What's worse than getting no likes on your post in a GroupMe? Instincts say nothing, but here are a few things, if you can believe it. We can't even.

  • Discovering your close friend is actually a sociopath
  • Discovering you might actually be a sociopath
  • Instagramming a live video of yourself sneeze dabbing and having no recollection of doing so
  • Finding out two people you recently DFMO'd with are best friends. Like, BEST friends.
  • Nursing the world's worst hangover the morning of your midterm.
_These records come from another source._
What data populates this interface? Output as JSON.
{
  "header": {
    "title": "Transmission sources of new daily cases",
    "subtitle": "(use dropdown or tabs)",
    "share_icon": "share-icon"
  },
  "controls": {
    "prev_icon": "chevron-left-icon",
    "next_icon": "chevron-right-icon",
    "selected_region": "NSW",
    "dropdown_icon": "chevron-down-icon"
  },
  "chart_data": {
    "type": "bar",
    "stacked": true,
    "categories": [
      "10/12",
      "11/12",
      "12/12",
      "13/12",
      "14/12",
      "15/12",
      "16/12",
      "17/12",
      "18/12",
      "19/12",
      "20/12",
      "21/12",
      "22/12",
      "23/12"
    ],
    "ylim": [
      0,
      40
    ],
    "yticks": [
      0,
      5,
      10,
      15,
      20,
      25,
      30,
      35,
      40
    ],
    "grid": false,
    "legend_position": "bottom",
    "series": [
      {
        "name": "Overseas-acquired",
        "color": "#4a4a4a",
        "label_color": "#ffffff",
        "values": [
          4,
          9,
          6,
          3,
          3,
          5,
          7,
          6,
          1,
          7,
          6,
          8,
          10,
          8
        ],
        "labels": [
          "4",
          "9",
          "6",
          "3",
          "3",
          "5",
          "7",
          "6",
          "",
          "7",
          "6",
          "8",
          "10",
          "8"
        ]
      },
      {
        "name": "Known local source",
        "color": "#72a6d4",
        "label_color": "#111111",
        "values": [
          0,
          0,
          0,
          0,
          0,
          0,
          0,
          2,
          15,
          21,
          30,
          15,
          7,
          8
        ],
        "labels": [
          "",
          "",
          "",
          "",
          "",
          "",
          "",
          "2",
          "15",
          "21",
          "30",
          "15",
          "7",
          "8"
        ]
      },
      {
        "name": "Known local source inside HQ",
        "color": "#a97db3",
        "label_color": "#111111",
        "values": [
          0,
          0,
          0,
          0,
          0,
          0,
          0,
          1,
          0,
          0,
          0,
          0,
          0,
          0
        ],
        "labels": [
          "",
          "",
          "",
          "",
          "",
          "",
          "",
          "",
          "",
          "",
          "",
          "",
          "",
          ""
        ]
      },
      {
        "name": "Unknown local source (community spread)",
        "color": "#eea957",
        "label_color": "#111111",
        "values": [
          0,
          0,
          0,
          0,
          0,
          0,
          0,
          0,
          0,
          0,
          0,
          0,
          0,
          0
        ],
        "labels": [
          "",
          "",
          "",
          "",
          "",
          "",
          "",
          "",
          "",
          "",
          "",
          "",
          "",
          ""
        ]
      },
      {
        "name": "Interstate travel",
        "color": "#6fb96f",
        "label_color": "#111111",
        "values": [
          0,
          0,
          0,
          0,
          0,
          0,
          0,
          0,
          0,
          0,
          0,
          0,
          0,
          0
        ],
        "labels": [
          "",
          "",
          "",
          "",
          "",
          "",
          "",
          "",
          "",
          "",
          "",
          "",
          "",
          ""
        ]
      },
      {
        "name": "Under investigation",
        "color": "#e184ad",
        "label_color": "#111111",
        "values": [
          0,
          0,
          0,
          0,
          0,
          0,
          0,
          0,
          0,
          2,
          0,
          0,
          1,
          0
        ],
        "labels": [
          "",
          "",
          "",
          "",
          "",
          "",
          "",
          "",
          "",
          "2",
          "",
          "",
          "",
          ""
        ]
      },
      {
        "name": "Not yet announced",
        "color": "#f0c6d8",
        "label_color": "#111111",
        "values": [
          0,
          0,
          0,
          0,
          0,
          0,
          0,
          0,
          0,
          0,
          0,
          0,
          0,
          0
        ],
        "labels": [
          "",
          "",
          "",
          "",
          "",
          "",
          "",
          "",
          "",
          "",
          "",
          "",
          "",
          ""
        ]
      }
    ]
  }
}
And the Spread Bagelry line is 45 minutes long
  • TA, who heard you chanting "the end is nigh" as he handed back the midterm, now requires you attend office hours
  • Having your third umbrella stolen this semester because it's a cold, cold world out there (literally)
  • Living in a mice colony because your roommate doesn't believe in putting away the leftover General Tso's she had three nights ago
  • Scalding your tongue on a warm beverage
  • The spiraling uncertainty and self–doubt that comes from read and no response
  • Accidentally Facetiming your grandma during the fling concert ("Hi, Grandma!")
  • Only GSRs left are the ones where no one can walk by and see you (368...)
  • Cosi employee shuts you down after you take your third bread sample
  • No rain on the weather forecast—so why is it torrentially downpouring on your way to class?
  • No McFlurries at McDonalds. 
  • Death

Word to the wise, before engaging in a GroupMe, make sure you can mass text all your friends demanding that they acknowledge the post within twenty seconds. It takes a village.